Tuesday, January 13, 2015

Sunbeams

We've had days and days of fog. It's called an "inversion"; warmer air sits atop the cold air on the ground like a bully, keeping all of us trapped in cold damp Oregon winter. A friend of mine declared that after many days of white sky, of white clouds laying on the fields, the air smells particularly of grey-green cooked broccoli. 

At the same time as this white-on-grey, emotion-scrubbing weather, my dear cat Patrick was fading. He was only nine and in robust health until a month ago when he began wasting away. Yesterday, a Monday, we had to put him down. After school, we held a ceremony for him with our little girls and buried him in our pet graveyard by the chickens, at the edge of the the woods. The sky was white and the fog obscured the edge of our driveway, and, even though we knew the sun was setting because of the time, we couldn't tell because the light refused to change until it was suddenly dark.

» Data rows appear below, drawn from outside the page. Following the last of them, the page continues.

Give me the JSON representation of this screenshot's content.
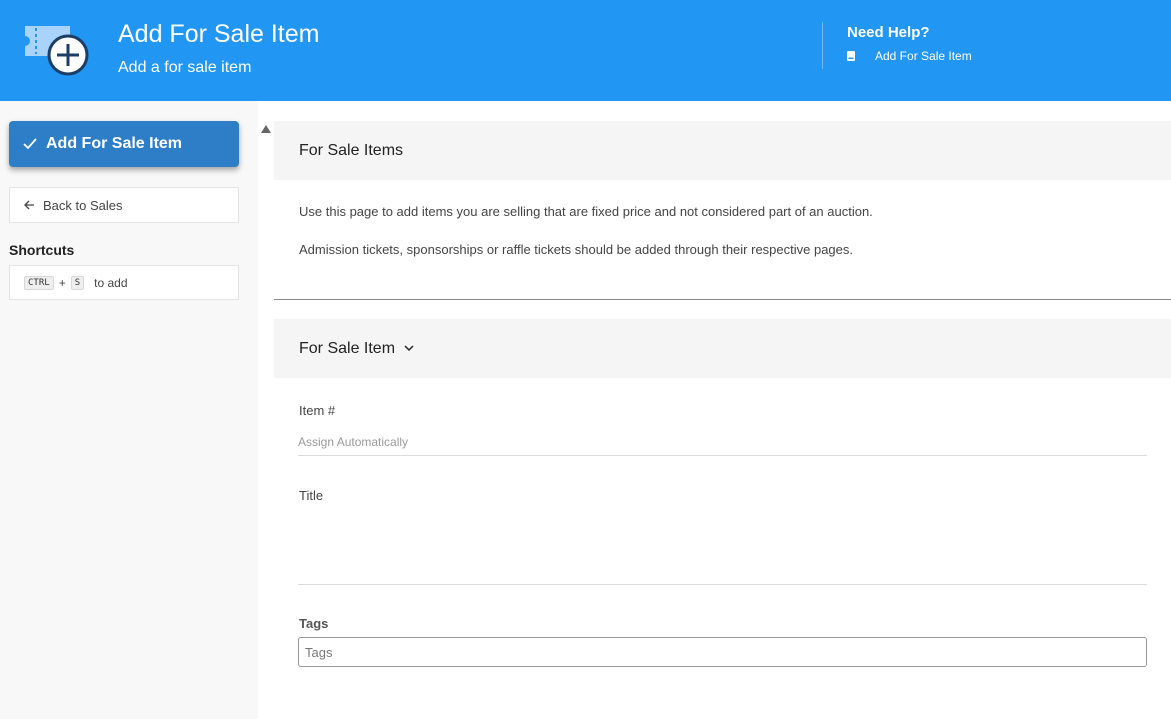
{
  "header": {
    "title": "Add For Sale Item",
    "subtitle": "Add a for sale item",
    "icon": "ticket-add-icon",
    "help_title": "Need Help?",
    "help_link": "Add For Sale Item",
    "background": "#2196f3"
  },
  "sidebar": {
    "primary_label": "Add For Sale Item",
    "primary_color": "#2d7ec7",
    "back_label": "Back to Sales",
    "shortcuts_title": "Shortcuts",
    "shortcut": {
      "key1": "CTRL",
      "plus": "+",
      "key2": "S",
      "action": "to add"
    }
  },
  "main": {
    "section1": {
      "title": "For Sale Items",
      "line1": "Use this page to add items you are selling that are fixed price and not considered part of an auction.",
      "line2": "Admission tickets, sponsorships or raffle tickets should be added through their respective pages."
    },
    "section2": {
      "title": "For Sale Item",
      "item_label": "Item #",
      "item_placeholder": "Assign Automatically",
      "title_label": "Title",
      "tags_label": "Tags",
      "tags_placeholder": "Tags"
    }
  }
}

This morning, Tuesday, I helped the girls get ready for school, made their breakfasts, buckled shoes, combed hair, found coats and backpacks. After they left with their dad and I had finished by breakfast, I went out to do chores. I was trying to remember what my husband had told me about the dosing for the medication we were using to combat the Coccidia that was making some of our alpacas ill. I was making sure to pat the dog who turns inside out with joy whenever anyone looks her direction. I was trying to do anything but think about Patrick in the cold ground.

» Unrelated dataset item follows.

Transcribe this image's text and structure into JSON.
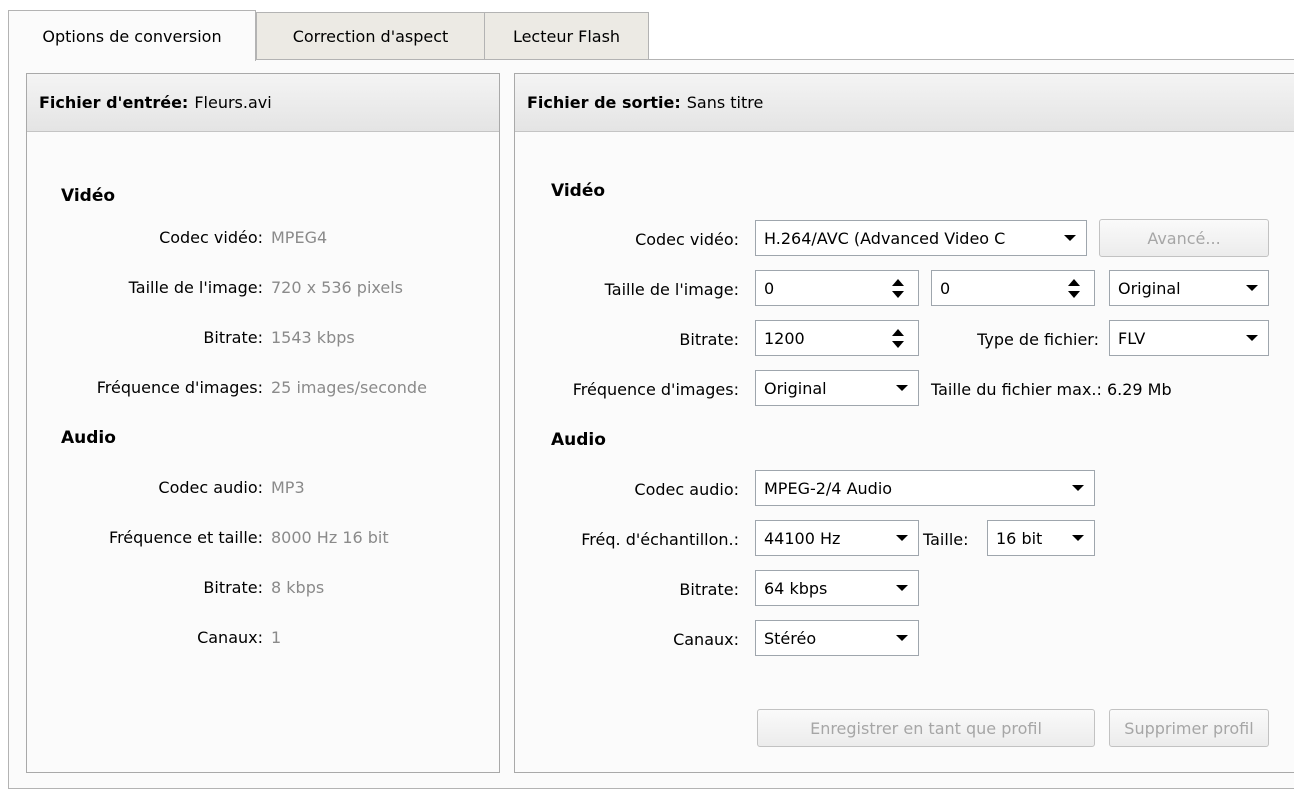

That was impossible to do when I went to the chicken coop to let the out since I had to walk right next to the pet cemetery. I wrestled with the door to the pen, picked my way to the coop through the sloppy mud, and released the hens who flew out in a flurry of feathers and squawks. I checked their water, and stepped out of the coop to see this:

Evergreen Terrace Farms' Back Acres

Now, just before lunch, the sun is blazing in a January blue sky, puffy clouds are where they belong--way, way above me. I actually smiled when a sunbeam caught me by surprise as it reflected off the pond near my house.  I'm still suffering the loss of the grand personality that used to live with me. 

He's not suffering, though. So says the sunbeam.